Dave NicholsDec 11, 2008
It's hard to comprehend a contract to play baseball that runs eight years and will pay the player $160 million. I'm not going to get all philosophical on you, but that's a heck of a lot of money.
But is it enough? Scott Boras said at the beginning of this adventure that it would take 10 years and $200 million. I think everyone thought at that point that statement was a bunch of posturing. But with a firm offer on the table by the worst team in the league last year at eight years/$160 million, can 10/$200 million be that far off?
Most everyone knows by now that Mark Teixeira grew up in the Chesapeake Bay watershed and would be more than happy to play for one of the teams that call that region home—if the money was right.

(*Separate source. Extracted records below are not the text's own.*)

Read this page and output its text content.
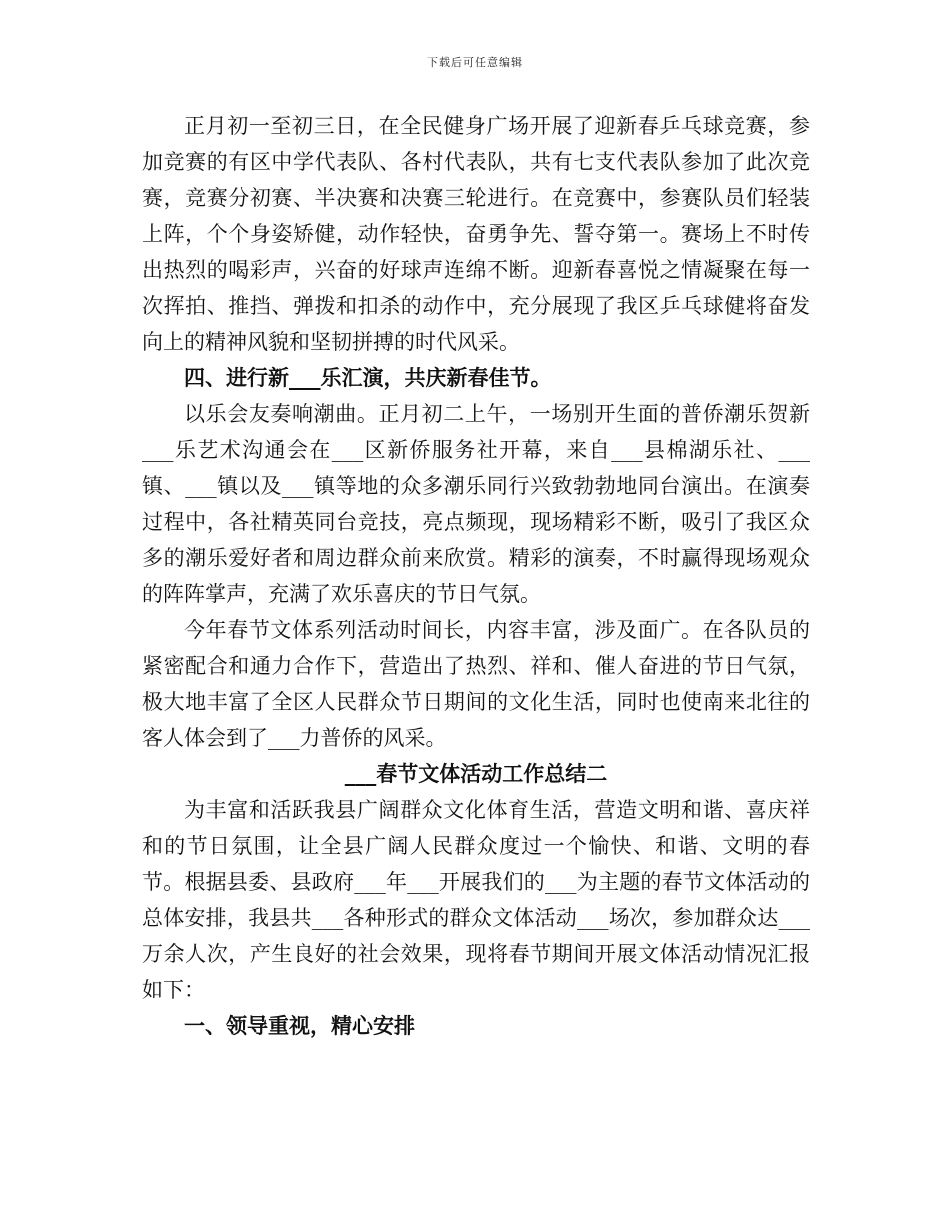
下载后可任意编辑

正月初一至初三日，在全民健身广场开展了迎新春乒乓球竞赛，参加竞赛的有区中学代表队、各村代表队，共有七支代表队参加了此次竞赛，竞赛分初赛、半决赛和决赛三轮进行。在竞赛中，参赛队员们轻装上阵，个个身姿矫健，动作轻快，奋勇争先、誓夺第一。赛场上不时传出热烈的喝彩声，兴奋的好球声连绵不断。迎新春喜悦之情凝聚在每一次挥拍、推挡、弹拨和扣杀的动作中，充分展现了我区乒乓球健将奋发向上的精神风貌和坚韧拼搏的时代风采。

四、进行新___乐汇演，共庆新春佳节。

以乐会友奏响潮曲。正月初二上午，一场别开生面的普侨潮乐贺新___乐艺术沟通会在___区新侨服务社开幕，来自___县棉湖乐社、___镇、___镇以及___镇等地的众多潮乐同行兴致勃勃地同台演出。在演奏过程中，各社精英同台竞技，亮点频现，现场精彩不断，吸引了我区众多的潮乐爱好者和周边群众前来欣赏。精彩的演奏，不时赢得现场观众的阵阵掌声，充满了欢乐喜庆的节日气氛。

今年春节文体系列活动时间长，内容丰富，涉及面广。在各队员的紧密配合和通力合作下，营造出了热烈、祥和、催人奋进的节日气氛，极大地丰富了全区人民群众节日期间的文化生活，同时也使南来北往的客人体会到了___力普侨的风采。

___春节文体活动工作总结二

为丰富和活跃我县广阔群众文化体育生活，营造文明和谐、喜庆祥和的节日氛围，让全县广阔人民群众度过一个愉快、和谐、文明的春节。根据县委、县政府___年___开展我们的___为主题的春节文体活动的总体安排，我县共___各种形式的群众文体活动___场次，参加群众达___万余人次，产生良好的社会效果，现将春节期间开展文体活动情况汇报如下：

一、领导重视，精心安排
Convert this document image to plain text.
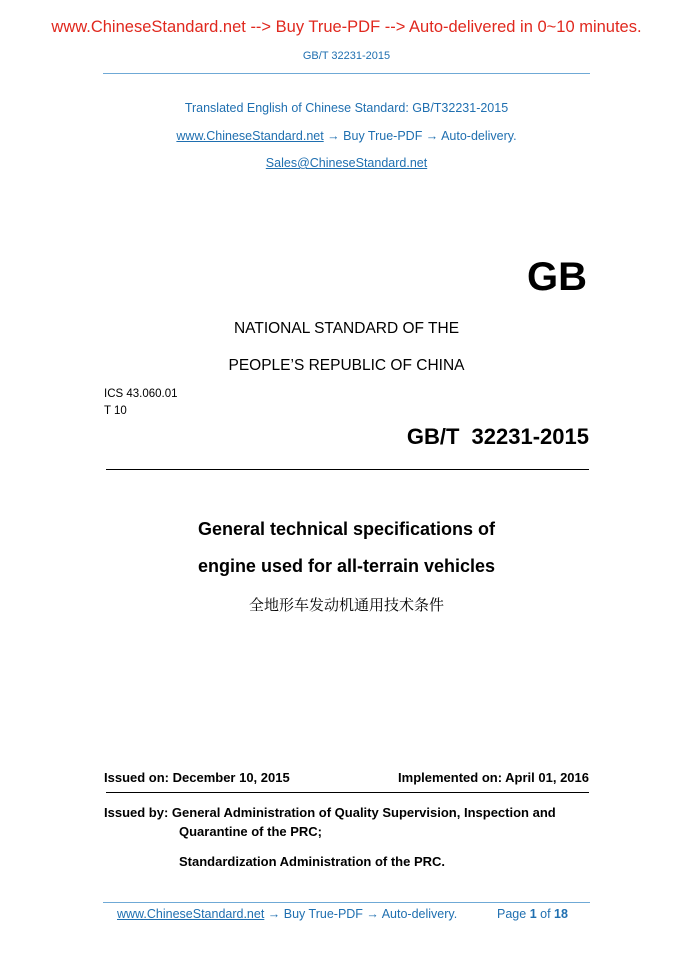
www.ChineseStandard.net --> Buy True-PDF --> Auto-delivered in 0~10 minutes.
GB/T 32231-2015
Translated English of Chinese Standard: GB/T32231-2015
www.ChineseStandard.net → Buy True-PDF → Auto-delivery.
Sales@ChineseStandard.net
GB
NATIONAL STANDARD OF THE
PEOPLE’S REPUBLIC OF CHINA
ICS 43.060.01
T 10
GB/T 32231-2015
General technical specifications of
engine used for all-terrain vehicles
全地形车发动机通用技术条件
Issued on: December 10, 2015	Implemented on: April 01, 2016
Issued by: General Administration of Quality Supervision, Inspection and
Quarantine of the PRC;
Standardization Administration of the PRC.
www.ChineseStandard.net → Buy True-PDF → Auto-delivery.	Page 1 of 18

We can figure that the Yankees probably won't be making an offer since they're courting every single blue chip pitcher on the market. Boston covets the switch-hitting 1B as well. And the Angels, and owner Arte Moreno, would really like to keep Tex on the payroll. The Orioles? They made a bid as well, reportedly one fewer year and varying accounts of the dollars.

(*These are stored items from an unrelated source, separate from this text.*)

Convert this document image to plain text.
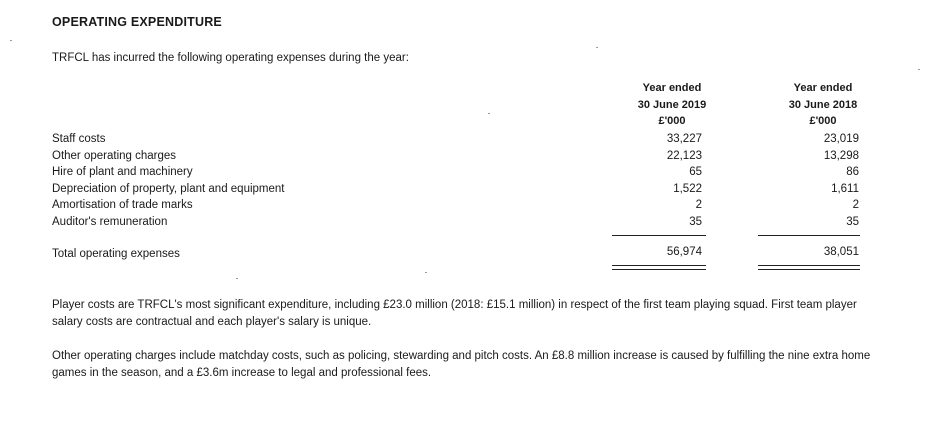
OPERATING EXPENDITURE
TRFCL has incurred the following operating expenses during the year:
Year ended
30 June 2019
£'000
Year ended
30 June 2018
£'000
Staff costs
Other operating charges
Hire of plant and machinery
Depreciation of property, plant and equipment
Amortisation of trade marks
Auditor's remuneration
33,227
22,123
65
1,522
2
35
23,019
13,298
86
1,611
2
35
Total operating expenses	56,974	38,051
Player costs are TRFCL's most significant expenditure, including £23.0 million (2018: £15.1 million) in respect of the first team playing squad. First team player salary costs are contractual and each player's salary is unique.
Other operating charges include matchday costs, such as policing, stewarding and pitch costs. An £8.8 million increase is caused by fulfilling the nine extra home games in the season, and a £3.6m increase to legal and professional fees.
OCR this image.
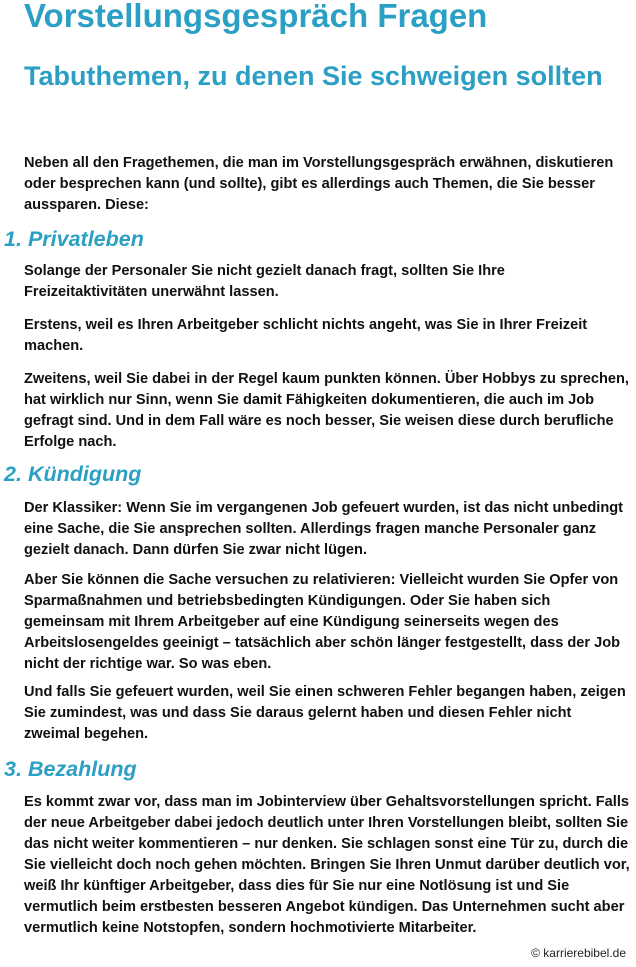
Vorstellungsgespräch Fragen
Tabuthemen, zu denen Sie schweigen sollten

Neben all den Fragethemen, die man im Vorstellungsgespräch erwähnen, diskutieren oder besprechen kann (und sollte), gibt es allerdings auch Themen, die Sie besser aussparen. Diese:

1. Privatleben

Solange der Personaler Sie nicht gezielt danach fragt, sollten Sie Ihre Freizeitaktivitäten unerwähnt lassen.

Erstens, weil es Ihren Arbeitgeber schlicht nichts angeht, was Sie in Ihrer Freizeit machen.

Zweitens, weil Sie dabei in der Regel kaum punkten können. Über Hobbys zu sprechen, hat wirklich nur Sinn, wenn Sie damit Fähigkeiten dokumentieren, die auch im Job gefragt sind. Und in dem Fall wäre es noch besser, Sie weisen diese durch berufliche Erfolge nach.

2. Kündigung

Der Klassiker: Wenn Sie im vergangenen Job gefeuert wurden, ist das nicht unbedingt eine Sache, die Sie ansprechen sollten. Allerdings fragen manche Personaler ganz gezielt danach. Dann dürfen Sie zwar nicht lügen.

Aber Sie können die Sache versuchen zu relativieren: Vielleicht wurden Sie Opfer von Sparmaßnahmen und betriebsbedingten Kündigungen. Oder Sie haben sich gemeinsam mit Ihrem Arbeitgeber auf eine Kündigung seinerseits wegen des Arbeitslosengeldes geeinigt – tatsächlich aber schön länger festgestellt, dass der Job nicht der richtige war. So was eben.

Und falls Sie gefeuert wurden, weil Sie einen schweren Fehler begangen haben, zeigen Sie zumindest, was und dass Sie daraus gelernt haben und diesen Fehler nicht zweimal begehen.

3. Bezahlung

Es kommt zwar vor, dass man im Jobinterview über Gehaltsvorstellungen spricht. Falls der neue Arbeitgeber dabei jedoch deutlich unter Ihren Vorstellungen bleibt, sollten Sie das nicht weiter kommentieren – nur denken. Sie schlagen sonst eine Tür zu, durch die Sie vielleicht doch noch gehen möchten. Bringen Sie Ihren Unmut darüber deutlich vor, weiß Ihr künftiger Arbeitgeber, dass dies für Sie nur eine Notlösung ist und Sie vermutlich beim erstbesten besseren Angebot kündigen. Das Unternehmen sucht aber vermutlich keine Notstopfen, sondern hochmotivierte Mitarbeiter.

© karrierebibel.de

So it seems we know two things now:
1) The opening bid, and
2) The suitors are down to just four
It would shock me at this point if the Orioles' offer at this point is the winner. The Nats offer is already so well past the "feeling out" point that the O's can't come in and try to get him for anything less.
So that leaves just three, and maybe really only two. The Angels have said that Tex was their "first priority," but don't their efforts seem just a little lackadaisical? Doesn't it seem like they keep throwing their name out there just to say they were staying in it? We've seen that act for a while now, so I'd hope that we would recognize it when we see it.
And Boston really just got into it in the last couple of days. Everyone assumes that Theo Epstein will sweep in and whisk Tex away from the next biggest suitor, but has the bar already been set too high? And what would the Sox do with veteran fan favorite Mike Lowell?
Could we be seeing a situation unfolding where, like A-Rod with the Rangers, the first offer is the best?
We probably won't know for a few days at the very least. But with a solid offer on the table and apparently a lot of effort put into this from both sides already, it's not too hard to start envisioning an early present under the tree for Nats fans.
If a last place team is going to break the bank for one player, wouldn't it be a switch-hitting, gold glove caliber first baseman entering the prime of his career? If not now, when?
But with all things related to Scott Boras, it ain't over 'til it's over.